Concerns also abound around how exhibit design does or doesn’t increase empathy toward human communities that live alongside animals in the wild. Jackson says the zoo is actively exploring ways to authentically share the stories of communities — at home and abroad — that coexist with and value animals, through their own perspectives, and face the same environmental concerns that the animals do. 

They could also do a better job giving visitors direct, actionable direction for what to do with their empathy after visiting the zoo or aquarium.

“We want to provide an outlet,” Jackson says, “and make sure we’re closing that loop that sometimes I would say isn’t always there.” 

The day of the Heroes of Tales performance, when potbellied pig Annabelle stole the show, the piece was ended with a call to join a citizen science project through the zoo’s Living Northwest program

Getting caregivers themselves on board with (some) anthropomorphizing has also been a process. Historically, employees say it was a faux pas: potentially causing animals distress by inaccurately assuming how they’re feeling. 

“It was like, ‘Oh man, anthropomorphizing, but I’ve been specifically told for so many years not to do that!’” says Andrew Asaki, the zoo’s empathy collaborative manager. 

But keepers have always had close individual relationships with animals. “Getting this confirmation that, ‘Hey, not only can you do that, but you should be doing that, felt really good,” Salant says.

The impact

The zoo launched the ACE for Wildlife Network in 2019, and it now includes 20 animal care groups accredited by the AZA. Both the Seattle Aquarium and the Woodland Park Zoo have launched grant and training programs to help other animal care organizations practice and develop empathy programs. Since 2020, the zoo has given out more than $1.2 million in grants to 18 organizations. 

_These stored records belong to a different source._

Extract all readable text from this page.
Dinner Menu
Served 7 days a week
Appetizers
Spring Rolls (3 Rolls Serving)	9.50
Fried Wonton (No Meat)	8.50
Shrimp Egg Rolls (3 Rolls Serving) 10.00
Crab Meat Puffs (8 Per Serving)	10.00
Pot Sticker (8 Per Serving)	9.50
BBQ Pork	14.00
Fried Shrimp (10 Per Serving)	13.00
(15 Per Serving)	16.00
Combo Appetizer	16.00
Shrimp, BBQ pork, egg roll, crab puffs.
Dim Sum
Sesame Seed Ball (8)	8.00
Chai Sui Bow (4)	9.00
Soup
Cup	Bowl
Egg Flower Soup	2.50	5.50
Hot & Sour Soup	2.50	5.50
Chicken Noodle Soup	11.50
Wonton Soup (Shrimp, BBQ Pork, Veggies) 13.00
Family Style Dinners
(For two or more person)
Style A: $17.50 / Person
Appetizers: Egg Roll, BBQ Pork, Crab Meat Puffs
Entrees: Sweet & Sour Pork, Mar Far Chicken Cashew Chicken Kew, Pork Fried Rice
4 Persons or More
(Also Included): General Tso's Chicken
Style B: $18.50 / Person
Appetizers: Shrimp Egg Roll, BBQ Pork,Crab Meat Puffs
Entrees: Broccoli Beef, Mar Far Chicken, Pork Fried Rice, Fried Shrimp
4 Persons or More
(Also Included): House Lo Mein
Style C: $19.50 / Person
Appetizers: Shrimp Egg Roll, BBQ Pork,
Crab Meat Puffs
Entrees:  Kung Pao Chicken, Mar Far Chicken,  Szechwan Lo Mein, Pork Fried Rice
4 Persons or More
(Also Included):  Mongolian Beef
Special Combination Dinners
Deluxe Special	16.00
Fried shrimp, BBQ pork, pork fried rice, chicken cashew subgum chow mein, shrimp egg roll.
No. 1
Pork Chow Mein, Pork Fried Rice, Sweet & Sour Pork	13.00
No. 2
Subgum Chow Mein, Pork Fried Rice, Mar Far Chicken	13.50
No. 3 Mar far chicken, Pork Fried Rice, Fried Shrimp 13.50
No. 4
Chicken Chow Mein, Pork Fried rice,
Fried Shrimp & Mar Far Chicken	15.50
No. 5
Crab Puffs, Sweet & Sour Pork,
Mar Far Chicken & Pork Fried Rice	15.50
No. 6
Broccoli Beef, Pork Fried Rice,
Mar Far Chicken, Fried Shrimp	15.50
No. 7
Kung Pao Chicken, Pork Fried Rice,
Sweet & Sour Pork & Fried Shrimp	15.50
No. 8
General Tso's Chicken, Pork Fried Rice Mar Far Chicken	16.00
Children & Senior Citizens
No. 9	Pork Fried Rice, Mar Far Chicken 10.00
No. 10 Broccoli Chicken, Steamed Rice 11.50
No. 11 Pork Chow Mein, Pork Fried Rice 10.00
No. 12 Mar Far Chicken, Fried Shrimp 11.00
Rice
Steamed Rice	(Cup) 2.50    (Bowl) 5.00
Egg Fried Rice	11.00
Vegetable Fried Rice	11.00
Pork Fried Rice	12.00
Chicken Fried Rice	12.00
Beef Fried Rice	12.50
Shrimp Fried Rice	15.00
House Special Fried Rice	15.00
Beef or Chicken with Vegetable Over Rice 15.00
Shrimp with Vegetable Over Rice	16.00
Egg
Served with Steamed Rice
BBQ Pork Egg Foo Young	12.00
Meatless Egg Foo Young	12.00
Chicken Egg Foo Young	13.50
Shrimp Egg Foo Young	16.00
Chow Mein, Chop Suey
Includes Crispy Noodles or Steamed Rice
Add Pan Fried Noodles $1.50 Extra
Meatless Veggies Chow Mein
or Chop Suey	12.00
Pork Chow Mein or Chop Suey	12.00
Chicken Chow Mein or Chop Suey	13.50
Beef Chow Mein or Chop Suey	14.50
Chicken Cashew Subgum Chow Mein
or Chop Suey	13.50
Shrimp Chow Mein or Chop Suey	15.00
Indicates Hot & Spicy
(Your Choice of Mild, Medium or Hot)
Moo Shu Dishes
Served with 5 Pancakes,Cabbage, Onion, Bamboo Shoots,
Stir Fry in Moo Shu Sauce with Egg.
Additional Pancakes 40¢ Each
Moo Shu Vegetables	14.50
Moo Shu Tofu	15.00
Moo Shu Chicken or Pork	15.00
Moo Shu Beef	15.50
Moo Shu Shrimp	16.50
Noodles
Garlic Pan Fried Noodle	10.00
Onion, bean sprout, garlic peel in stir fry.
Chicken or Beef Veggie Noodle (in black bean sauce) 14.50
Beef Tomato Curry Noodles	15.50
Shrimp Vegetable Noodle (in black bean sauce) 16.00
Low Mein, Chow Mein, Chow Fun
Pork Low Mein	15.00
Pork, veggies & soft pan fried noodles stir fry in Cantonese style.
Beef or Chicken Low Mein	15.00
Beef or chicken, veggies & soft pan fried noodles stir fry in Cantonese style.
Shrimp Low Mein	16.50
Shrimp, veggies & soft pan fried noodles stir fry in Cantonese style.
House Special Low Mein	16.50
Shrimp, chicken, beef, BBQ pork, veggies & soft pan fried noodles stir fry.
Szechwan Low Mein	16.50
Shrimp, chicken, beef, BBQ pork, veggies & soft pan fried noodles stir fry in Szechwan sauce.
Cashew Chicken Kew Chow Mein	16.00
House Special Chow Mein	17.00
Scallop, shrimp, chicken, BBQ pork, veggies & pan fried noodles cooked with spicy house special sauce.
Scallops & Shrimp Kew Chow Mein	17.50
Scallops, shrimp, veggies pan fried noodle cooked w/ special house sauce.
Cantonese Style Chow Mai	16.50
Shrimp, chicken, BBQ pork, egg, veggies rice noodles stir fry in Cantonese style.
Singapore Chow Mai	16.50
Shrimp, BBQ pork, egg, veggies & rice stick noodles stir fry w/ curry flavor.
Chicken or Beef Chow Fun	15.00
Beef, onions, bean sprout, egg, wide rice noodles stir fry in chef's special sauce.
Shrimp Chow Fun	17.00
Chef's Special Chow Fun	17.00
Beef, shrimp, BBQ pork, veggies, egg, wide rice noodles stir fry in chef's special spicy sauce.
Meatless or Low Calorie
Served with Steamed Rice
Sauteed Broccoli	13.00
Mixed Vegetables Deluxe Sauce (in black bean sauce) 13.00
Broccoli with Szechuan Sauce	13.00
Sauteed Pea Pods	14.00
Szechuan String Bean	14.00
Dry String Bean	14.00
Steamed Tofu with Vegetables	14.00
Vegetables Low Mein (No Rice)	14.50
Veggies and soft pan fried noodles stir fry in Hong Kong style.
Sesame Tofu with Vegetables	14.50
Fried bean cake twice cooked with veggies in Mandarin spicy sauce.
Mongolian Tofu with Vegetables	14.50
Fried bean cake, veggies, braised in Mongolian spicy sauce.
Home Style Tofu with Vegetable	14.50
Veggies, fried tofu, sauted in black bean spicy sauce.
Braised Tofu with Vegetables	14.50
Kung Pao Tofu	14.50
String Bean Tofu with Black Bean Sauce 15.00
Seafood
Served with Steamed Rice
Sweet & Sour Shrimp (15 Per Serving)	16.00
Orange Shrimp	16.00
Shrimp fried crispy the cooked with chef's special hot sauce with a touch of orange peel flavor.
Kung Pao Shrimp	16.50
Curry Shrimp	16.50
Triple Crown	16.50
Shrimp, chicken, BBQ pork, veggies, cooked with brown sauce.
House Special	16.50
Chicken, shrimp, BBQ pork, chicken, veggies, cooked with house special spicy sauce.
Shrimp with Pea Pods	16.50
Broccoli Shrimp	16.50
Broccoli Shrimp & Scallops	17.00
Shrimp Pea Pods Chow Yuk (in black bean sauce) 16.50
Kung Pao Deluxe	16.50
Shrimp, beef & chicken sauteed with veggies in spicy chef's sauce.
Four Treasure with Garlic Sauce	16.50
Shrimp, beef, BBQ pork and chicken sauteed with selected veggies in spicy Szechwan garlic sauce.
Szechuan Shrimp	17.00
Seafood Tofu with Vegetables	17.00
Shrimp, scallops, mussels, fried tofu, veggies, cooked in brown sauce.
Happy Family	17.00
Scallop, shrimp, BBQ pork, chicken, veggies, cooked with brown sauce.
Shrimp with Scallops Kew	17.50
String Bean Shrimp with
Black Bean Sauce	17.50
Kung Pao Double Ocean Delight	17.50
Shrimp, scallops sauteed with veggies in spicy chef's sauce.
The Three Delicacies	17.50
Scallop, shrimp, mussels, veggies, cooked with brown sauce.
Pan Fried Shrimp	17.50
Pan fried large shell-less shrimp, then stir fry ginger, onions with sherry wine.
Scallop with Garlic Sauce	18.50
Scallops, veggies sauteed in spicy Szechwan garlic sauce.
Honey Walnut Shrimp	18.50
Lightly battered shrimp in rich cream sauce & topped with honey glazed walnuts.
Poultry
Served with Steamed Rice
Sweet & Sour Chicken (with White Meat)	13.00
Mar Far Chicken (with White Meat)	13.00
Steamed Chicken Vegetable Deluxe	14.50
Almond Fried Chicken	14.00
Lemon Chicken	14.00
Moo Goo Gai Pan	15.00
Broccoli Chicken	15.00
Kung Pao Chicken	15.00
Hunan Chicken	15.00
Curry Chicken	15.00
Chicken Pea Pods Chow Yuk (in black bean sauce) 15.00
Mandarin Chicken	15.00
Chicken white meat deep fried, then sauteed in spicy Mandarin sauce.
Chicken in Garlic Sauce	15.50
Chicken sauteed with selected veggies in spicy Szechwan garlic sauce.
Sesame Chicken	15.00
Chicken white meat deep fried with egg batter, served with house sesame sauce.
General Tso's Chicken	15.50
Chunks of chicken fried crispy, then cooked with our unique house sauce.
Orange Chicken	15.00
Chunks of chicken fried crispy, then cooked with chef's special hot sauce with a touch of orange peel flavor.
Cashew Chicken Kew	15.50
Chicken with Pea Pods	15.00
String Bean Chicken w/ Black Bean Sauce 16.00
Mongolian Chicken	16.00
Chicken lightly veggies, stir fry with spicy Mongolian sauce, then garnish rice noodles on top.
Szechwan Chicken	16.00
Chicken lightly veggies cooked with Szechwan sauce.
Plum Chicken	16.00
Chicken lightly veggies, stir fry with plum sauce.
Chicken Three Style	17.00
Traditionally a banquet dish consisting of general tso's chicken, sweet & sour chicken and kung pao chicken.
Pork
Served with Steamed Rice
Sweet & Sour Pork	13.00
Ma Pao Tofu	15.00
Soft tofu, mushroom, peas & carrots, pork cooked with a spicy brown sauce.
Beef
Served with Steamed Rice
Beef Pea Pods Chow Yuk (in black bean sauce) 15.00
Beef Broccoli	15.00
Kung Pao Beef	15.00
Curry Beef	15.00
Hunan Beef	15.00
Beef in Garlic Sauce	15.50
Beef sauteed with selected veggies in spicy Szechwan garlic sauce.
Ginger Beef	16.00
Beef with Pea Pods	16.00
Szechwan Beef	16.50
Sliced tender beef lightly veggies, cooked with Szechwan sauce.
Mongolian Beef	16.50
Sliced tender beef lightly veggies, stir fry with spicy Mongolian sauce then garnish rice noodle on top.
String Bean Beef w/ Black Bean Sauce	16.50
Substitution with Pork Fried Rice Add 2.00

All three organizations in the Measuring Empathy: Collaborative Assessment Project launched programs and hired people to engage local communities, in places like Rainier Beach and Beacon Hill, in co-designing empathy programs that work well for them. 

“We realized that our typical approach [to community partnerships] was not as empathetic as it could be towards our collaborators,” says Craig Standridge, education program coordinator at Point Defiance Zoo & Aquarium. Memorably, in 2018, he noticed a second grader at Arlington Elementary who had learned about ants in the Wildlife Champions program redirect his classmates around an anthill during a park field trip. “When I asked him why he did that, he simply said, ‘Because of empathy. Ants are cool,'” Standridge says. 

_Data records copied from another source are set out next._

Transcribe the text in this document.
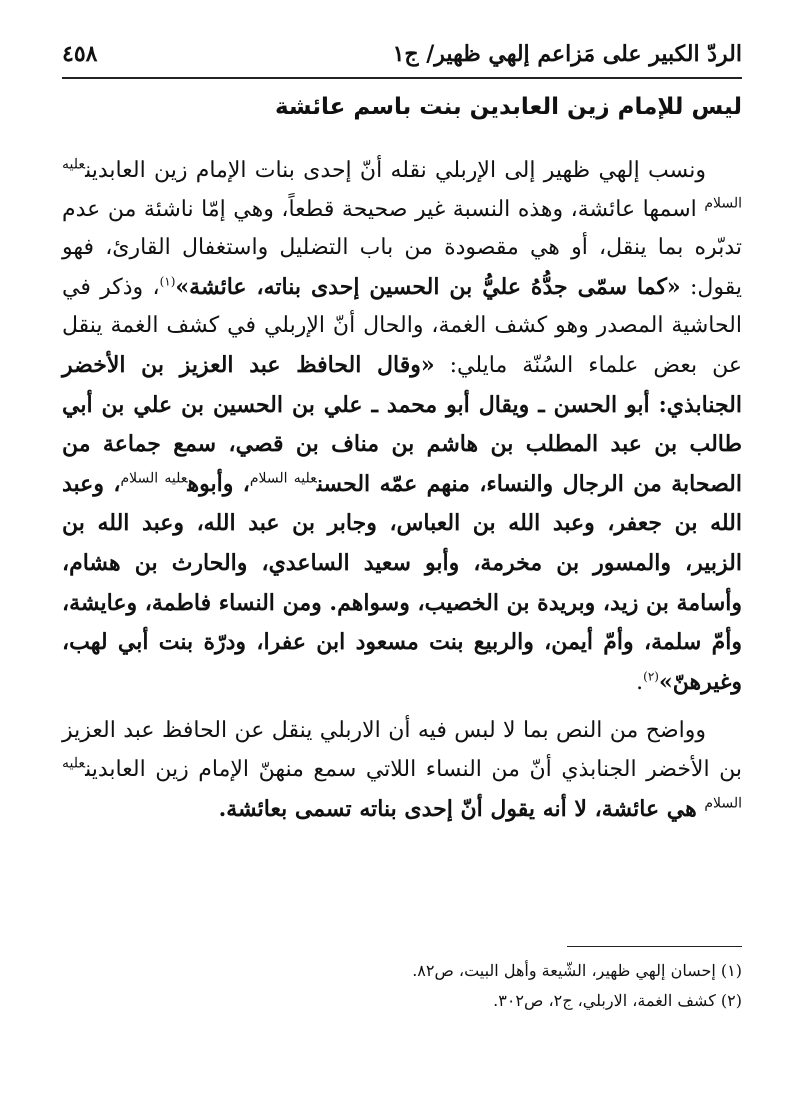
الردّ الكبير على مَزاعم إلهي ظهير/ ج١
٤٥٨
ليس للإمام زين العابدين بنت باسم عائشة

ونسب إلهي ظهير إلى الإربلي نقله أنّ إحدى بنات الإمام زين العابدين$^{عليه السلام}$ اسمها عائشة، وهذه النسبة غير صحيحة قطعاً، وهي إمّا ناشئة من عدم تدبّره بما ينقل، أو هي مقصودة من باب التضليل واستغفال القارئ، فهو يقول: «كما سمّى جدُّهُ عليُّ بن الحسين إحدى بناته، عائشة»$^{(١)}$، وذكر في الحاشية المصدر وهو كشف الغمة، والحال أنّ الإربلي في كشف الغمة ينقل عن بعض علماء السُنّة مايلي: «وقال الحافظ عبد العزيز بن الأخضر الجنابذي: أبو الحسن ـ ويقال أبو محمد ـ علي بن الحسين بن علي بن أبي طالب بن عبد المطلب بن هاشم بن مناف بن قصي، سمع جماعة من الصحابة من الرجال والنساء، منهم عمّه الحسن$^{عليه السلام}$، وأبوه$^{عليه السلام}$، وعبد الله بن جعفر، وعبد الله بن العباس، وجابر بن عبد الله، وعبد الله بن الزبير، والمسور بن مخرمة، وأبو سعيد الساعدي، والحارث بن هشام، وأسامة بن زيد، وبريدة بن الخصيب، وسواهم. ومن النساء فاطمة، وعايشة، وأمّ سلمة، وأمّ أيمن، والربيع بنت مسعود ابن عفرا، ودرّة بنت أبي لهب، وغيرهنّ»$^{(٢)}$.

وواضح من النص بما لا لبس فيه أن الاربلي ينقل عن الحافظ عبد العزيز بن الأخضر الجنابذي أنّ من النساء اللاتي سمع منهنّ الإمام زين العابدين$^{عليه السلام}$ هي عائشة، لا أنه يقول أنّ إحدى بناته تسمى بعائشة.

(١) إحسان إلهي ظهير، الشّيعة وأهل البيت، ص٨٢.
(٢) كشف الغمة، الاربلي، ج٢، ص٣٠٢.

Ultimately, the zoo’s Johnson says, they have a lot to learn and are just at the beginning of this work. But the work they’re doing is having an effect.

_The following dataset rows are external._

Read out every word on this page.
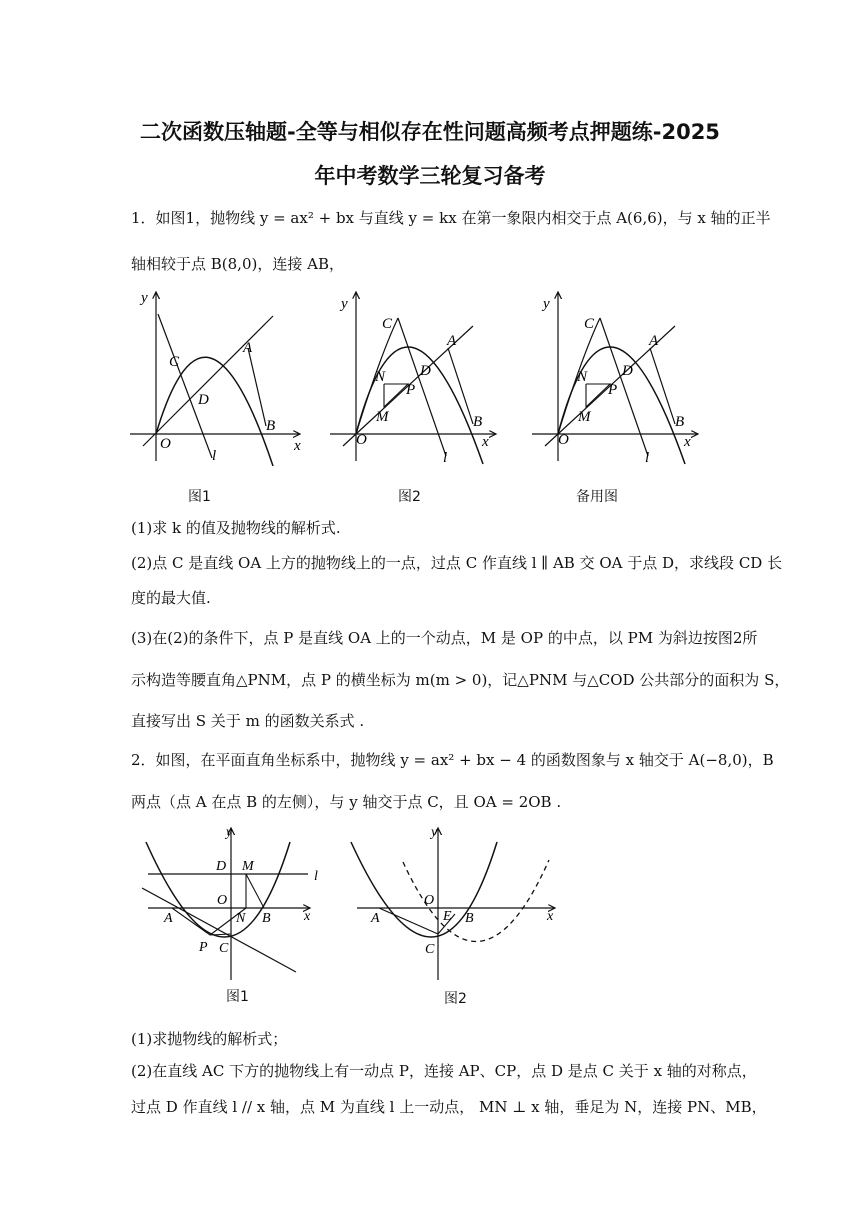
二次函数压轴题-全等与相似存在性问题高频考点押题练-2025
年中考数学三轮复习备考
1．如图1，抛物线 y = ax² + bx 与直线 y = kx 在第一象限内相交于点 A(6,6)，与 x 轴的正半
轴相较于点 B(8,0)，连接 AB，
y
x
O
A
B
C
D
l
图1
y
x
O
A
B
C
D
N
P
M
l
图2
y
x
O
A
B
C
D
N
P
M
l
备用图
(1)求 k 的值及抛物线的解析式.
(2)点 C 是直线 OA 上方的抛物线上的一点，过点 C 作直线 l ∥ AB 交 OA 于点 D，求线段 CD 长
度的最大值.
(3)在(2)的条件下，点 P 是直线 OA 上的一个动点，M 是 OP 的中点，以 PM 为斜边按图2所
示构造等腰直角△PNM，点 P 的横坐标为 m(m > 0)，记△PNM 与△COD 公共部分的面积为 S，
直接写出 S 关于 m 的函数关系式 .
2．如图，在平面直角坐标系中，抛物线 y = ax² + bx − 4 的函数图象与 x 轴交于 A(−8,0)，B
两点（点 A 在点 B 的左侧），与 y 轴交于点 C，且 OA = 2OB .
y
x
D M
l
O
A	N B
P C
图1
y
x
O
A	E B
C
图2
(1)求抛物线的解析式；
(2)在直线 AC 下方的抛物线上有一动点 P，连接 AP、CP，点 D 是点 C 关于 x 轴的对称点，
过点 D 作直线 l // x 轴，点 M 为直线 l 上一动点， MN ⊥ x 轴，垂足为 N，连接 PN、MB，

Audience member Brynlee Ramsey, 7, says she loves to play in the mud. After watching ZooVentures and learning pigs also like mud, she says, she likes pigs more. Her friend Mar, 8, says the performance’s storyline really resonated with him, and he wants to do something to help animals. 

“I was afraid of the falcon,” Brynlee says. “But now I know I shouldn’t be! I think my favorite animals is [sic] everything and I love them the same.”